As eleições de dezembro ditaram uma vitória do PP sem maioria absoluta (123 deputados), um segundo lugar para o PSOE (90 deputados) e o terceiro para o Podemos (69 deputados incluindo as formações regionais "irmãs" do En Comú Podem, do Compromís e do En Marea). O Ciudadanos, de Albert Rivera, conseguiu 40 assentos.

Como a maioria absoluta se obtém aos 176 deputados, todos os partidos necessitam de acordos (pelo menos com uma outra formação) para poderem chegar ao poder.

O Ciudadanos e o Podemos são ouvidos pelo Rei na segunda-feira. Na terça-feira é a vez do PSOE, enquanto o PP fecha as audições, na tarde do mesmo dia.

O socialista Pedro Sánchez é assim recebido pelo Rei três dias depois de uma reunião do Comité Federal do PSOE, no sábado, na qual os "barões" socialistas (provenientes de várias regiões autonómicas) poderão dar um novo mandato ao seu líder nacional para negociar, ou não, com o Podemos.

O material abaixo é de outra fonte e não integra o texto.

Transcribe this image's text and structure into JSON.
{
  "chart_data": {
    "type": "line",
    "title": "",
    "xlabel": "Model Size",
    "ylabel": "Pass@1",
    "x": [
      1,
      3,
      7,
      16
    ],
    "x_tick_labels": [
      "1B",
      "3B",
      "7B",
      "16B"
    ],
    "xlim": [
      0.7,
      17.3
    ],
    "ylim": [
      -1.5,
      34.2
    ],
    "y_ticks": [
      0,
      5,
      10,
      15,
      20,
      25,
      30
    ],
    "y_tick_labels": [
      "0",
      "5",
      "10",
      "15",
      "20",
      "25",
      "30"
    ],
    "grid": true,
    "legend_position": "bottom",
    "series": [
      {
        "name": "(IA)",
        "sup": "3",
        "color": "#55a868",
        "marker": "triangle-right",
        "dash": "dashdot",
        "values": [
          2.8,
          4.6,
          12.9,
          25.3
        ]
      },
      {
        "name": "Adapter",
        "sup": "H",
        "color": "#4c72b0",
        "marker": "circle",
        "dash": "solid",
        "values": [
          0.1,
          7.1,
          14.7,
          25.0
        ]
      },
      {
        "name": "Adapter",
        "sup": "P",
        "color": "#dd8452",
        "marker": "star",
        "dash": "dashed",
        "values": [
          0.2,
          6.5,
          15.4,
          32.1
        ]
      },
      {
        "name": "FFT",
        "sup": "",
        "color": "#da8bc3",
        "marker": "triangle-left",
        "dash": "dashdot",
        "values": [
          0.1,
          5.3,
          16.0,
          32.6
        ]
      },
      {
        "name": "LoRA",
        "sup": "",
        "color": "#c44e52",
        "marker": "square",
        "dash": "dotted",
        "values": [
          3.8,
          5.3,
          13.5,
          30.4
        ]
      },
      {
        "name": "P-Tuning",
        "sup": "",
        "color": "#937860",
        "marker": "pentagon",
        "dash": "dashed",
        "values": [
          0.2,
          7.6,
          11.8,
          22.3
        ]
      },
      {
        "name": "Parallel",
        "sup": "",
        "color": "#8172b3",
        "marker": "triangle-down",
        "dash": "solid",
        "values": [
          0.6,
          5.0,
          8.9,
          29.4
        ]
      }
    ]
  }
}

Vários históricos do PSOE têm falado em "sentimento de humilhação" pela oferta de governo do Podemos, temendo que os socialistas percam espaço à esquerda para o partido de Pablo Iglesias.

O PP e o Ciudadanos querem um grande acordo com o PSOE (os três partidos opõem-se a mexidas na constituição para permitir consultas sobre a independência), mas os socialistas insistem que não negociarão com Mariano Rajoy, preferindo uma solução "à portuguesa". Ou seja, preferem governar sozinhos com o apoio parlamentar do Podemos.

O partido de Pablo Iglesias já afirmou que só contempla entrar num governo com o PSOE, por não confiar nas políticas socialistas enquanto estão no executivo.

O prazo de dois meses para eleger um presidente do Governo (findo os quais se convocam novas eleições) só começa a correr depois da primeira votação de investidura, no qual o candidato tem de obter maioria absoluta. Nas seguintes, basta maioria simples.

Hoje, o Rei recebe os partidos Nova Canárias, o Foro Asturias e a Coligação Canária.